With similar nondescript styling as his hero next door, La Vega Chica offers a slightly more controlled market setting, with produce, meats and veg stacked high and tight along with a proud collection of tiny, scattered eateries with mismatched tables and chairs, and dishware heavy with classic Chilean and Peruvian dishes. Here the local cooked food is fresh, cheap and delicious – thought by most to be better than the hawked hot food of big brother.
That’s because sometimes it’s the #2 child who tries a little harder – and this kid is no exception, with plenty of shopping surprises up his sleeve and excellent eats to indulge in if you take the time to get to know him. But sadly, so many never meet him, already exhausted and overwhelmed by the sibling colossus to the north. But in any other town 2nd son La Vega Chica would be a main market destination in his own right, free from the total eclipse of his rockstar big bro next door. And those who make the effort to meet him are always glad they did.
Tirso De Molina
But don’t stop there. Continue through the middle child’s narrow aisles to meet the third sibling of Santiago’s main market family: Tirso De Molina. She is the youngest child, who watched and learned from her brothers’ rapscallion behavior and turned in a different, saner direction. With her post-modern multi-pyramidal roof and light-letting design, this girl-turned-lady is an artist and clearly the only family member to attend finishing school.

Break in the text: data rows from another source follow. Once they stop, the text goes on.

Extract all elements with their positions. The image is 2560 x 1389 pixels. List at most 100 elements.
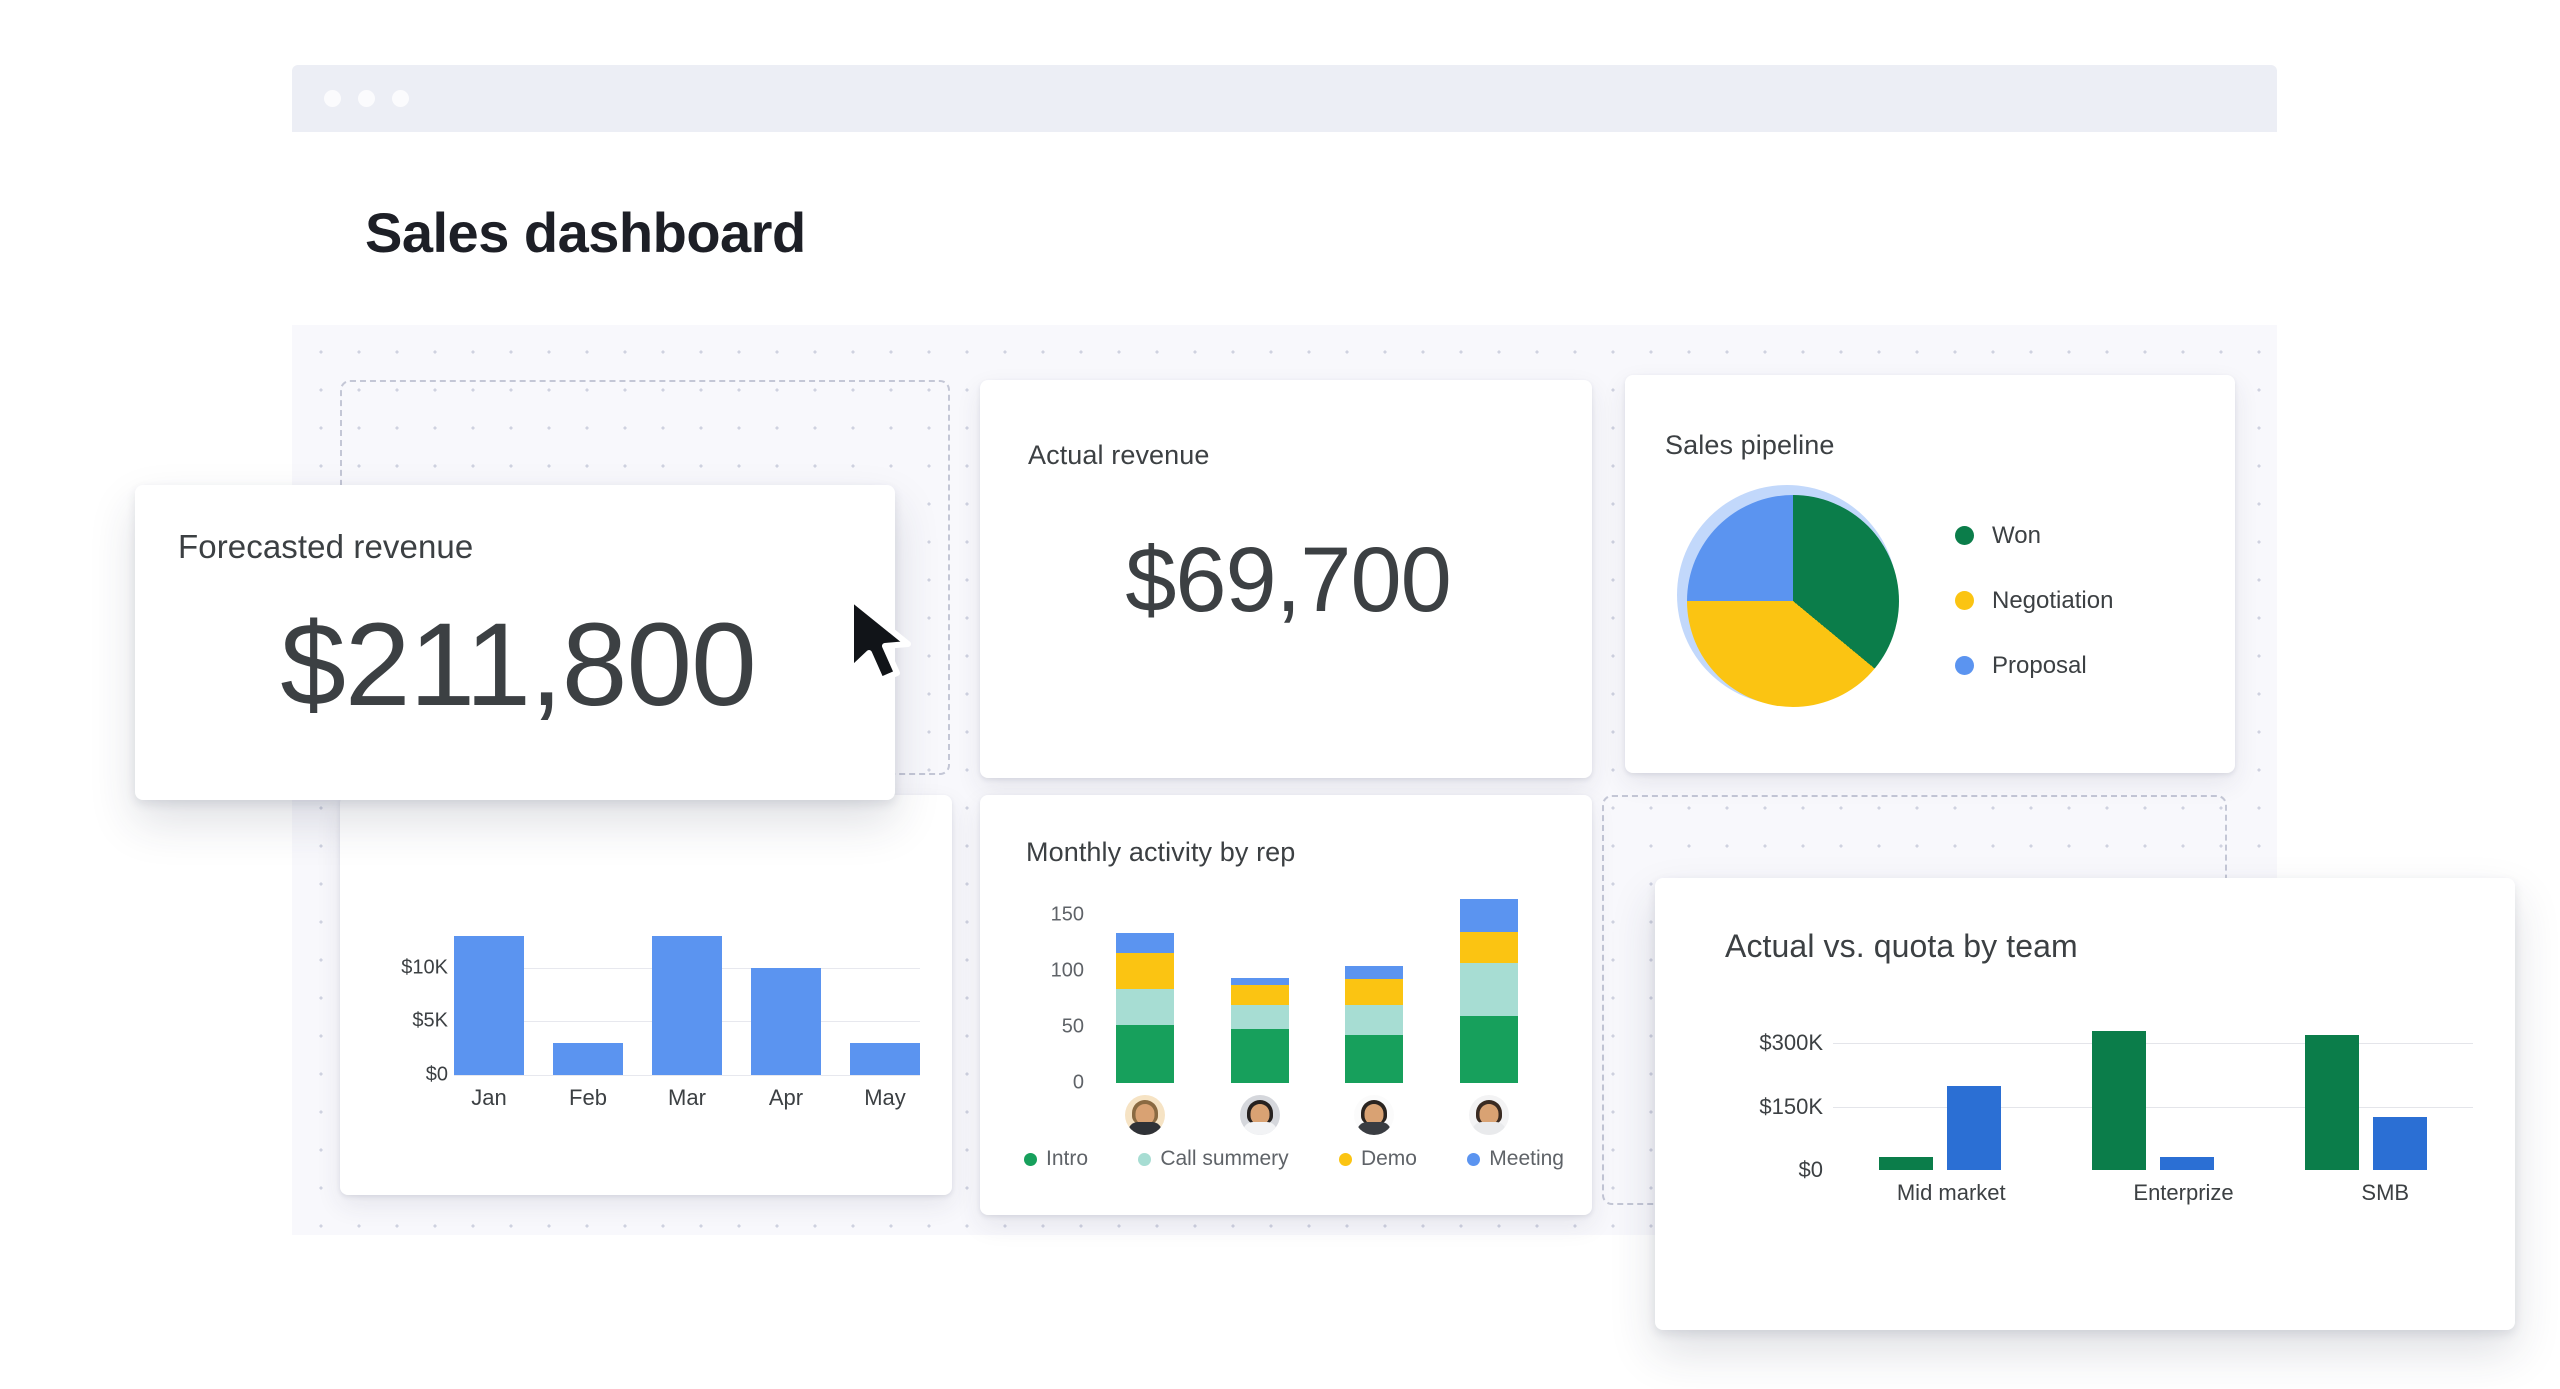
close-dot-icon[interactable] bbox=[324, 90, 341, 107]
sales-pipeline-pie-chart bbox=[1687, 495, 1899, 707]
rep-avatar[interactable] bbox=[1354, 1095, 1394, 1135]
quota-bar[interactable] bbox=[2160, 1157, 2214, 1170]
activity-bar-segment bbox=[1116, 953, 1174, 989]
activity-bar-segment bbox=[1116, 989, 1174, 1025]
page-title: Sales dashboard bbox=[365, 200, 806, 265]
activity-y-tick-label: 50 bbox=[1062, 1016, 1084, 1039]
quota-y-axis: $300K$150K$0 bbox=[1713, 1018, 1823, 1170]
monthly-activity-title: Monthly activity by rep bbox=[1026, 837, 1295, 868]
monthly-revenue-bar[interactable] bbox=[751, 968, 821, 1075]
quota-bars bbox=[1833, 1018, 2473, 1170]
activity-legend-item[interactable]: Meeting bbox=[1467, 1147, 1564, 1171]
quota-bar-group bbox=[2092, 1031, 2214, 1170]
forecasted-revenue-card[interactable]: Forecasted revenue $211,800 bbox=[135, 485, 895, 800]
legend-color-dot-icon bbox=[1339, 1153, 1352, 1166]
activity-bar-segment bbox=[1345, 966, 1403, 979]
quota-x-axis: Mid marketEnterprizeSMB bbox=[1833, 1180, 2473, 1206]
activity-bar-segment bbox=[1460, 899, 1518, 933]
monthly-x-tick-label: Jan bbox=[454, 1085, 524, 1111]
dashboard-screenshot: Sales dashboard $10K$5K$0 JanFebMarAprMa… bbox=[0, 0, 2560, 1389]
activity-legend-label: Meeting bbox=[1489, 1147, 1564, 1171]
legend-color-dot-icon bbox=[1138, 1153, 1151, 1166]
sales-pipeline-card[interactable]: Sales pipeline Won Negotiation Proposal bbox=[1625, 375, 2235, 773]
monthly-x-tick-label: May bbox=[850, 1085, 920, 1111]
quota-y-tick-label: $300K bbox=[1759, 1030, 1823, 1056]
activity-stacked-bar[interactable] bbox=[1231, 978, 1289, 1083]
pipeline-legend-item[interactable]: Won bbox=[1955, 503, 2113, 568]
avatar-body bbox=[1357, 1122, 1391, 1135]
rep-avatar[interactable] bbox=[1125, 1095, 1165, 1135]
activity-bar-segment bbox=[1345, 1035, 1403, 1083]
quota-bar[interactable] bbox=[2373, 1117, 2427, 1170]
activity-legend-item[interactable]: Intro bbox=[1024, 1147, 1088, 1171]
actual-revenue-card[interactable]: Actual revenue $69,700 bbox=[980, 380, 1592, 778]
legend-color-dot-icon bbox=[1467, 1153, 1480, 1166]
minimize-dot-icon[interactable] bbox=[358, 90, 375, 107]
quota-y-tick-label: $150K bbox=[1759, 1094, 1823, 1120]
actual-vs-quota-card[interactable]: Actual vs. quota by team $300K$150K$0 Mi… bbox=[1655, 878, 2515, 1330]
quota-x-tick-label: Mid market bbox=[1897, 1180, 2006, 1206]
sales-pipeline-title: Sales pipeline bbox=[1665, 430, 1835, 461]
activity-bar-segment bbox=[1345, 1005, 1403, 1035]
activity-legend-label: Intro bbox=[1046, 1147, 1088, 1171]
actual-revenue-title: Actual revenue bbox=[1028, 440, 1210, 471]
pipeline-legend-label: Won bbox=[1992, 522, 2041, 550]
quota-y-tick-label: $0 bbox=[1799, 1157, 1823, 1183]
activity-legend-item[interactable]: Demo bbox=[1339, 1147, 1417, 1171]
rep-avatar[interactable] bbox=[1240, 1095, 1280, 1135]
maximize-dot-icon[interactable] bbox=[392, 90, 409, 107]
forecasted-revenue-value: $211,800 bbox=[178, 597, 858, 733]
pipeline-legend-label: Negotiation bbox=[1992, 587, 2113, 615]
quota-bar[interactable] bbox=[2305, 1035, 2359, 1170]
monthly-revenue-bar[interactable] bbox=[454, 936, 524, 1075]
monthly-revenue-x-axis: JanFebMarAprMay bbox=[454, 1085, 920, 1111]
quota-bar[interactable] bbox=[2092, 1031, 2146, 1170]
monthly-y-tick-label: $0 bbox=[426, 1064, 448, 1087]
forecasted-revenue-title: Forecasted revenue bbox=[178, 528, 473, 566]
pipeline-legend-label: Proposal bbox=[1992, 652, 2087, 680]
monthly-revenue-bar[interactable] bbox=[652, 936, 722, 1075]
monthly-revenue-bar[interactable] bbox=[553, 1043, 623, 1075]
sales-pipeline-legend: Won Negotiation Proposal bbox=[1955, 503, 2113, 698]
legend-color-dot-icon bbox=[1024, 1153, 1037, 1166]
monthly-gridline bbox=[454, 1075, 920, 1076]
activity-legend-label: Demo bbox=[1361, 1147, 1417, 1171]
pipeline-legend-item[interactable]: Proposal bbox=[1955, 633, 2113, 698]
monthly-activity-legend: Intro Call summery Demo Meeting bbox=[1024, 1147, 1564, 1171]
activity-stacked-bar[interactable] bbox=[1116, 933, 1174, 1083]
monthly-revenue-bars bbox=[454, 925, 920, 1075]
monthly-x-tick-label: Apr bbox=[751, 1085, 821, 1111]
monthly-activity-bars bbox=[1088, 893, 1546, 1083]
activity-bar-segment bbox=[1231, 985, 1289, 1005]
activity-bar-segment bbox=[1345, 979, 1403, 1005]
avatar-body bbox=[1472, 1122, 1506, 1135]
activity-bar-segment bbox=[1116, 1025, 1174, 1083]
quota-x-tick-label: Enterprize bbox=[2133, 1180, 2233, 1206]
legend-color-dot-icon bbox=[1955, 526, 1974, 545]
activity-bar-segment bbox=[1231, 1005, 1289, 1030]
activity-legend-label: Call summery bbox=[1160, 1147, 1288, 1171]
legend-color-dot-icon bbox=[1955, 591, 1974, 610]
activity-y-tick-label: 100 bbox=[1051, 960, 1084, 983]
monthly-activity-card[interactable]: Monthly activity by rep 150100500 IntroC… bbox=[980, 795, 1592, 1215]
quota-bar-group bbox=[2305, 1035, 2427, 1170]
monthly-y-tick-label: $5K bbox=[412, 1010, 448, 1033]
monthly-activity-y-axis: 150100500 bbox=[1026, 893, 1084, 1083]
rep-avatar-row bbox=[1088, 1095, 1546, 1135]
monthly-revenue-bar[interactable] bbox=[850, 1043, 920, 1075]
monthly-revenue-card[interactable]: $10K$5K$0 JanFebMarAprMay bbox=[340, 795, 952, 1195]
sales-pipeline-pie-wrap bbox=[1687, 495, 1907, 715]
activity-stacked-bar[interactable] bbox=[1345, 966, 1403, 1083]
rep-avatar[interactable] bbox=[1469, 1095, 1509, 1135]
activity-bar-segment bbox=[1460, 932, 1518, 963]
monthly-revenue-chart: $10K$5K$0 JanFebMarAprMay bbox=[368, 925, 924, 1115]
pipeline-legend-item[interactable]: Negotiation bbox=[1955, 568, 2113, 633]
avatar-body bbox=[1243, 1122, 1277, 1135]
monthly-revenue-y-axis: $10K$5K$0 bbox=[368, 925, 448, 1075]
activity-legend-item[interactable]: Call summery bbox=[1138, 1147, 1288, 1171]
activity-stacked-bar[interactable] bbox=[1460, 899, 1518, 1083]
activity-y-tick-label: 0 bbox=[1073, 1072, 1084, 1095]
quota-bar-group bbox=[1879, 1086, 2001, 1170]
quota-bar[interactable] bbox=[1879, 1157, 1933, 1170]
quota-bar[interactable] bbox=[1947, 1086, 2001, 1170]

Inside her elegant structure are tidy, wide-open spaces lined with select vendors best known for their cheese and fruit. Upstairs are clean, rustic eateries overlooking the center courtyard below. Stalls along her spacious walkways are papered with colorful graffiti describing aromatic elixirs of fruit, vegetable, milk, ice – whatever can be pushed through a juicer or ground in a blender. The concoctions are endless, the vendors creative and the results delectable. So try something new, and take your mystery juice to one of the nearby wrought iron benches thoughtfully placed around the open center and watch the world gently slip by as you catch your breath and calm your nerves after a morning of market madness with the La Vega family.